Mark does that mean she is safe? My offer still stands to help with boarding.
Doreen


----------



## ShepherdMania (Jun 17, 2008)

I haven't officially committed to her yet. Laura had already planned on taking her tomorrow.

We are also trying to figure out if there is any transport available as she is in MO.


----------



## Daisy1986 (Jul 9, 2008)

I PM'd myamom....I want to help if I can.
I am in MO, I have never heard of this part of MO. 

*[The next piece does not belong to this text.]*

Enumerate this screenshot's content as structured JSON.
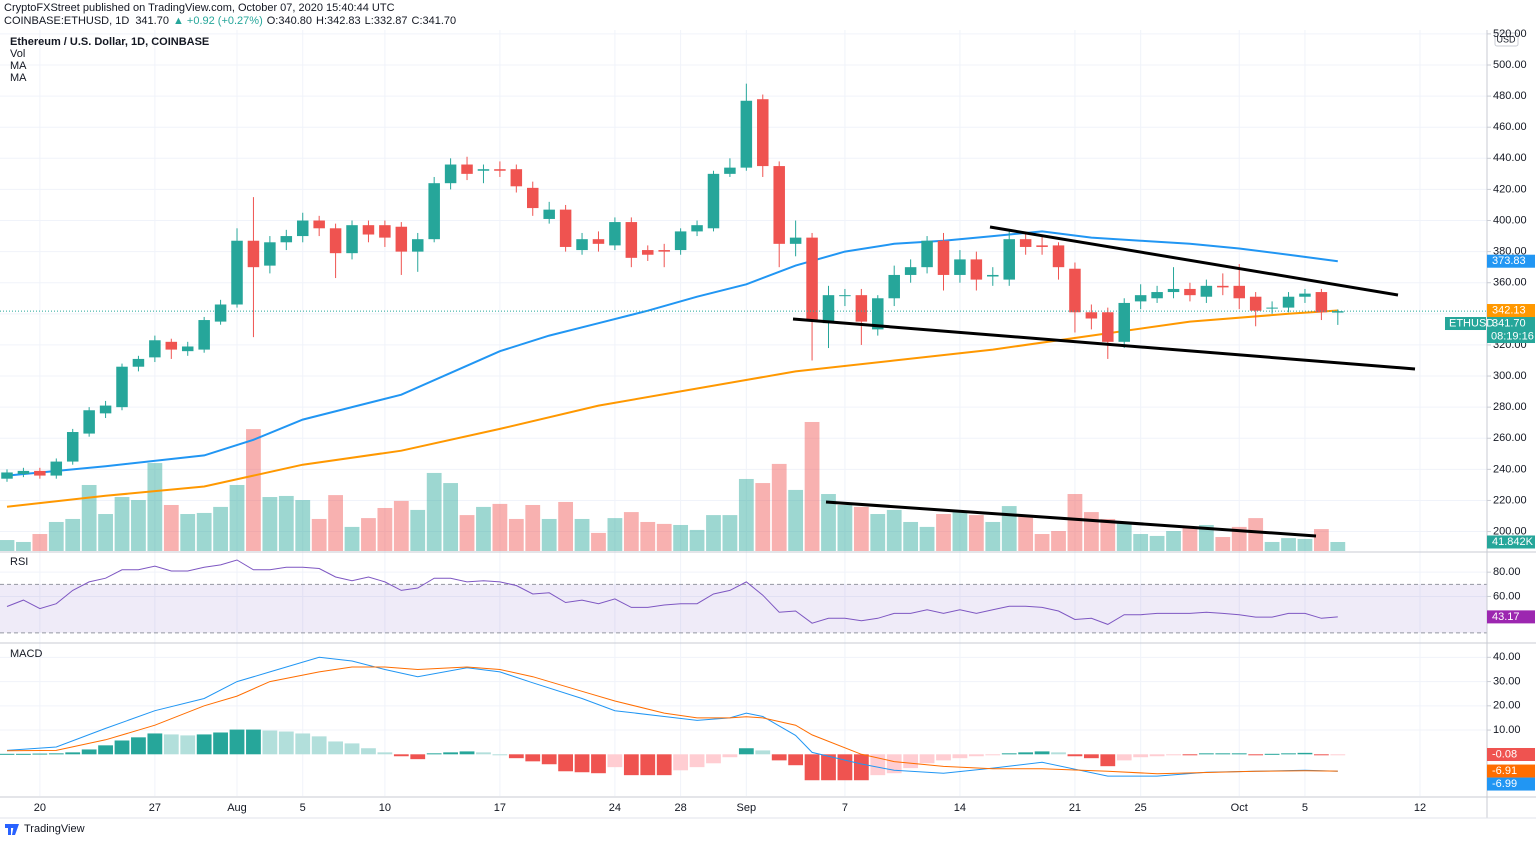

Please PM me if there is something I can do.


----------



## Renoman (Apr 10, 2009)

bump for this puppy


----------



## Daisy1986 (Jul 9, 2008)

Any word? Is she at least safe??


----------



## kathyb (May 16, 2007)

Any word on this pup?


----------



## ShepherdMania (Jun 17, 2008)

I haven't heard back from Laura. I will email her now.


----------



## skyizzy (Apr 15, 2008)

bump


----------



## skyizzy (Apr 15, 2008)

bump


----------



## skyizzy (Apr 15, 2008)

bump


----------



## sravictor (Mar 17, 2008)

Bump?


----------



## Prinzsalpha (Jul 6, 2005)

Did Brightstar take this one?


----------



## skyizzy (Apr 15, 2008)

bump


----------



## Daisy1986 (Jul 9, 2008)

Any news?


----------



## ShepherdMania (Jun 17, 2008)

I received this from Laura:

_She is at my house...in quarantine and being treated for Sarcoptic mange..she is a sweet heart of a girl..wants to play with me and my dogs...she is wonderful...and will be a terrific pet.She is going to a rescue in PA...thank you for asking and caring. _

And she is HW-!


----------



## skyizzy (Apr 15, 2008)

Oh thats great news!!


----------